À Montpellier comme à Clermont-l’Hérault, certaines entreprises ont franchi le pas : les salariés viennent accompagnés de leur chien. Une pratique encore marginale en France, seuls 9 % des travailleurs y ont droit, alors que 40 % aimeraient le faire, mais qui séduit de plus en plus. La Journée internationale du chien, célébrée ce mardi 26 août, relance le débat. Chez Netia, société montpelliéraine de services informatiques, la manager ne se sépare jamais longtemps de Jackpot, un cane corso adopté à la SPA. D’abord accueilli avec méfiance par ses collègues en raison de sa taille impressionnante, il est aujourd’hui la mascotte de l’équipe. Toujours discret, allongé sur son tapis, il se révèle même un atout en entretien d’embauche : sa simple présence détend candidats et recruteurs. « Si on m’interdisait de l’amener, je devrais repenser ma vie professionnelle », confie sa maîtresse.

De la mascotte scolaire aux tests en entreprise

Même constat dans les locaux d’Emporus, centre de formation à Clermont-l’Hérault, où Tommy, un spitz japonais, accompagne sa propriétaire, la directrice. À l’origine, il s’agissait d’éviter de laisser un chiot seul de longues journées. Deux ans plus tard, l’animal est devenu un soutien pour les élèves, qui le caressent dans les moments de tension. « Parfois, il suffit de quelques minutes avec lui pour que la pression retombe », raconte la dirigeante. Ubisoft Montpellier a poussé l’expérience plus loin avec une journée pilote dédiée aux chiens au bureau. Une éducatrice avait encadré l’opération : paniers adaptés, pauses prévues, espaces de repos. Un guide du bien-être canin avait été distribué. L’objectif était simple : éviter que la présence de l’animal ne devienne une source de stress.

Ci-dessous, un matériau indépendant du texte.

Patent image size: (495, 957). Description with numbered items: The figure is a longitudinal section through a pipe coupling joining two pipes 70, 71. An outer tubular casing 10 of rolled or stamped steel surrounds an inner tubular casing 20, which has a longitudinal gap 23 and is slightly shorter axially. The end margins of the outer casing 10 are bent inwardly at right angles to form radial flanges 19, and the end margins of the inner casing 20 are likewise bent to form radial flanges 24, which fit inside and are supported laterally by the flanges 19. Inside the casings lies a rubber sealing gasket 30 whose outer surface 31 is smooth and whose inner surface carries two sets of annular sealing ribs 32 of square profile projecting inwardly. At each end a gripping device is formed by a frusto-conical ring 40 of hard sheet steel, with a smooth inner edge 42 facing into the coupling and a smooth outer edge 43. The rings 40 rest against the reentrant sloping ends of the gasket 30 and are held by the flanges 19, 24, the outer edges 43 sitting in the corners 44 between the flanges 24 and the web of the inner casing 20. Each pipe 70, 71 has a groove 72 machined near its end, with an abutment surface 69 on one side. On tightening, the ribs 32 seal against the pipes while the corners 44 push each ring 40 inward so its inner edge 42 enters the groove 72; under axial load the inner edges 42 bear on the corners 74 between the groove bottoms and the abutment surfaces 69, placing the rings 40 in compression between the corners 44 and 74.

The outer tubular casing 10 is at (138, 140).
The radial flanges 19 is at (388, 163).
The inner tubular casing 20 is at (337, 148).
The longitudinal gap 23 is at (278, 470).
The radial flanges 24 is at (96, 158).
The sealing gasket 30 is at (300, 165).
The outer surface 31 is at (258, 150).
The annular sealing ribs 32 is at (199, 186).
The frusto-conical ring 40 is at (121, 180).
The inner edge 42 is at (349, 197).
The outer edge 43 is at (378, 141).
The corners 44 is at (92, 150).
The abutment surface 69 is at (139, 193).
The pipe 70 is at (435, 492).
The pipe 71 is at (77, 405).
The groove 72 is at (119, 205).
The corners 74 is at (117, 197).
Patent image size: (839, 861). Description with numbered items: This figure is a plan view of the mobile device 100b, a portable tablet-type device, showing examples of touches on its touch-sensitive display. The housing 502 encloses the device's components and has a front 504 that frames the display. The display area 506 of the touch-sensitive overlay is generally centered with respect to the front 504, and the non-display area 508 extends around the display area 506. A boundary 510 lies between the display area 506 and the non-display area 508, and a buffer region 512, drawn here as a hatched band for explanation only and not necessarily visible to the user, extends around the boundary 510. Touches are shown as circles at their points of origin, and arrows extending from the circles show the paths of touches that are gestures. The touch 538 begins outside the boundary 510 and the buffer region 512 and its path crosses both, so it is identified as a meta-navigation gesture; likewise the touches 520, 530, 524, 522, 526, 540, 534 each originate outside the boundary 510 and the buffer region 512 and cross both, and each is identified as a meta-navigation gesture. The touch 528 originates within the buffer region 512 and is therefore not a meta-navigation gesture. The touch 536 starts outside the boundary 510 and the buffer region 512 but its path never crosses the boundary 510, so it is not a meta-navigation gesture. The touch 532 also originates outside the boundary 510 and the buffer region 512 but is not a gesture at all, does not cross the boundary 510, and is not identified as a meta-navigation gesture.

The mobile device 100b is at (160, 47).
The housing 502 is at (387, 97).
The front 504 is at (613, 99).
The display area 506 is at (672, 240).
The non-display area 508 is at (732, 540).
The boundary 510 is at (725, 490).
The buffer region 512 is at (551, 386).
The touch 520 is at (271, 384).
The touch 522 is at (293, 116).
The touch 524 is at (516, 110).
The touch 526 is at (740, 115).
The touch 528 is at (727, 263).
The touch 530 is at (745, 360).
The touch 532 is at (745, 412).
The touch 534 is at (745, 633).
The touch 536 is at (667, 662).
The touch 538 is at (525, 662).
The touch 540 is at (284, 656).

Un antistress… mais pas sans contraintes

De nombreuses études confirment l’effet bénéfique de ces compagnons au travail : baisse du stress, sécrétion d’endorphines, diminution de l’absentéisme et hausse de la productivité. « Le chien est un catalyseur social, il réchauffe l’ambiance et favorise les échanges. Certaines entreprises étrangères estiment que la productivité peut grimper de 17 %.  Mais les limites existent : allergies, phobies, aboiements intempestifs, poils, sans oublier les risques de tensions entre plusieurs animaux. Un chien n’est pas une peluche. Il peut baver, réclamer de l’attention ou s’agiter au mauvais moment. Pourquoi la France reste-t-elle réticente ? La culture d’entreprise joue beaucoup. Certains dirigeants considèrent que la vie personnelle n’a pas sa place au travail. Pourtant, dans le sud du pays, la tendance gagne du terrain. Restaurants, paillotes et désormais bureaux s’ouvrent aux chiens. Une lente évolution culturelle, mais qui pourrait bien changer la manière de travailler.